Il taglio netto per i manager pubblici si ferma al 5%

Il taglio del 10% degli stipendi dei manager pubblici riguarda non l’intero emolumento, bensì soltanto una quota di stipendio al di sopra di un certo importo (150 mila euro). Tra i 90 e i 150 mila il taglio sarà solo del 5%, mentre per la quota di stipendio fino a 90 mila euro non ci sarà alcun taglio. La percentuale dei tagli sull’intera retribuzione, quindi, diventa di gran lunga inferiore a quel 10% di cui si è parlato.

Uno stipendio attuale di un manager pubblico dell’Amministrazione scolastica che sia pari a 250 mila euro annui si riduce a 237 mila (taglio complessivo del 5,2%); uno stipendio attuale di 200 mila si riduce a 192 mila (taglio complessivo del 4%); uno stipendio attuale di 100 mila si riduce a 99.500 (taglio complessivo dello 0,5%).

Risultato? La manovra chiede a docenti, segretari, bidelli – che tirano avanti con stipendi medi netti di 1.100-1.900 euro al mese, e che magari si sono indebitati contando su maggiori entrate considerate certe – uno sforzo maggiore (in media dell’11%, con punte del 15%) di quello richiesto a chi siede ai vertici della piramide della scuola.

Ha avuto gioco facile Massimo D’Alema (Pd) nel sottolineare che “con questa manovra un bidello non può andare in pensione, mentre Berlusconi con decine di miliardi di guadagni non versa una lira“.

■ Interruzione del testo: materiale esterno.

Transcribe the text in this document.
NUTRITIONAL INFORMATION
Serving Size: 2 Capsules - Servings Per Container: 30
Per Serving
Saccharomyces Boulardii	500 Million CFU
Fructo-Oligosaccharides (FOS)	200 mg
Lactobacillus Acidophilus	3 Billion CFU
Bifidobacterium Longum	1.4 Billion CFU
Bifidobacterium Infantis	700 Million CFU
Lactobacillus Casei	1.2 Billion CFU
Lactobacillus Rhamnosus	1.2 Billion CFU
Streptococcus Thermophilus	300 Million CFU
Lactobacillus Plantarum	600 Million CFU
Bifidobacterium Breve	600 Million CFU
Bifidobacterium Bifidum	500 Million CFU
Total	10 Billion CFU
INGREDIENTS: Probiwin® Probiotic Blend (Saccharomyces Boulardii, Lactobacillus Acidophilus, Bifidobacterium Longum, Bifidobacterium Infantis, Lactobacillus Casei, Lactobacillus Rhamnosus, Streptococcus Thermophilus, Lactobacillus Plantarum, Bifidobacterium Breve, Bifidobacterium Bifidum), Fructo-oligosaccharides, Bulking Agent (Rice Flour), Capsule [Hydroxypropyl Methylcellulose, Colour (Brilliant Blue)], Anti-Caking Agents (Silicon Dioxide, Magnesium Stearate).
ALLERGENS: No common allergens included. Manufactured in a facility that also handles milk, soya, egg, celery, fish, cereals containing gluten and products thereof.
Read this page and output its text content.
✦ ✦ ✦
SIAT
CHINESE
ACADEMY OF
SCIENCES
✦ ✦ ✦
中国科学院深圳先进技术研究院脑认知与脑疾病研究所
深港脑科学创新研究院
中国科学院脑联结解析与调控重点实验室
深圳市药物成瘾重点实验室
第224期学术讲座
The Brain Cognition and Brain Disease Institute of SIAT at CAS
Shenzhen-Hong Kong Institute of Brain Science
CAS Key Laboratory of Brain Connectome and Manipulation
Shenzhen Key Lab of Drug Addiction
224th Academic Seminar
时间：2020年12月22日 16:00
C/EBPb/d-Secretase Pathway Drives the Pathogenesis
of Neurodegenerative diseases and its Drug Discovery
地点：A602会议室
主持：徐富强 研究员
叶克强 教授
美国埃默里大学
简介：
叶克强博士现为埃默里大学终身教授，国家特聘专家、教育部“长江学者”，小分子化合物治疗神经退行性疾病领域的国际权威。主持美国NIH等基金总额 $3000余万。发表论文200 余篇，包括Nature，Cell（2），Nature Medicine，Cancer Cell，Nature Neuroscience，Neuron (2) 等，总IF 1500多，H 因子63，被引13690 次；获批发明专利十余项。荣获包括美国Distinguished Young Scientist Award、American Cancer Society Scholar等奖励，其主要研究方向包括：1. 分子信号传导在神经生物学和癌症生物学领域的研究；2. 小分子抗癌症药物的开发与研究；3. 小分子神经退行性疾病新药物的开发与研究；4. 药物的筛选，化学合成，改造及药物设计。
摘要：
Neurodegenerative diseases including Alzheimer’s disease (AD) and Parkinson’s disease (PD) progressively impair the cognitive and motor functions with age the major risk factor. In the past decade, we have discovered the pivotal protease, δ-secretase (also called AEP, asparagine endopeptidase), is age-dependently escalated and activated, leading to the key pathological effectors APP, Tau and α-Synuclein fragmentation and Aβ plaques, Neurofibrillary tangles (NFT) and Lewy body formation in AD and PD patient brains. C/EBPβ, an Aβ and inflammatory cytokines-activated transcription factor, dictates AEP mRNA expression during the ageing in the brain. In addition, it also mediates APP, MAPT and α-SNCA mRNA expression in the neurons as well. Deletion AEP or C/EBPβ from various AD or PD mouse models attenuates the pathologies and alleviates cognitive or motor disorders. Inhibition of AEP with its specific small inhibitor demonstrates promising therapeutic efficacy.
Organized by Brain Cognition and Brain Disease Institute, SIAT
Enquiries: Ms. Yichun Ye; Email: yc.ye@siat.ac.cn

All’origine della disparità c’è quella franchigia dei 90 mila euro, che diventa parziale (5%) tra i 90 e il 150 mila euro di reddito, determinante nel rendere il sacrificio richiesto alla classe dirigente in proporzione inferiore a quello dei dipendenti pubblici. E nel porre un problema di equità, ammesso addirittura da un membro del Governo come il ministro della Funzione pubblica Renato Brunetta, secondo il quale il Parlamento potrà cambiare la manovra con “modifiche all’insegna dell’equità“, in particolare per la scuola e le pensioni. “La credibilità internazionale ne uscirebbe rafforzata e la gente capirebbe di più“, ha detto in un’intervista al Corriere della Sera.   

Si può ancora fare qualcosa per porre riparo? E’ stato lo stesso presidente del Consiglio Silvio Berlusconi ad aprire uno spiraglio: la manovra potrà essere modificata in Parlamento, a condizione che non si cambino (“neppure di una virgola“) i saldi di bilancio previsti.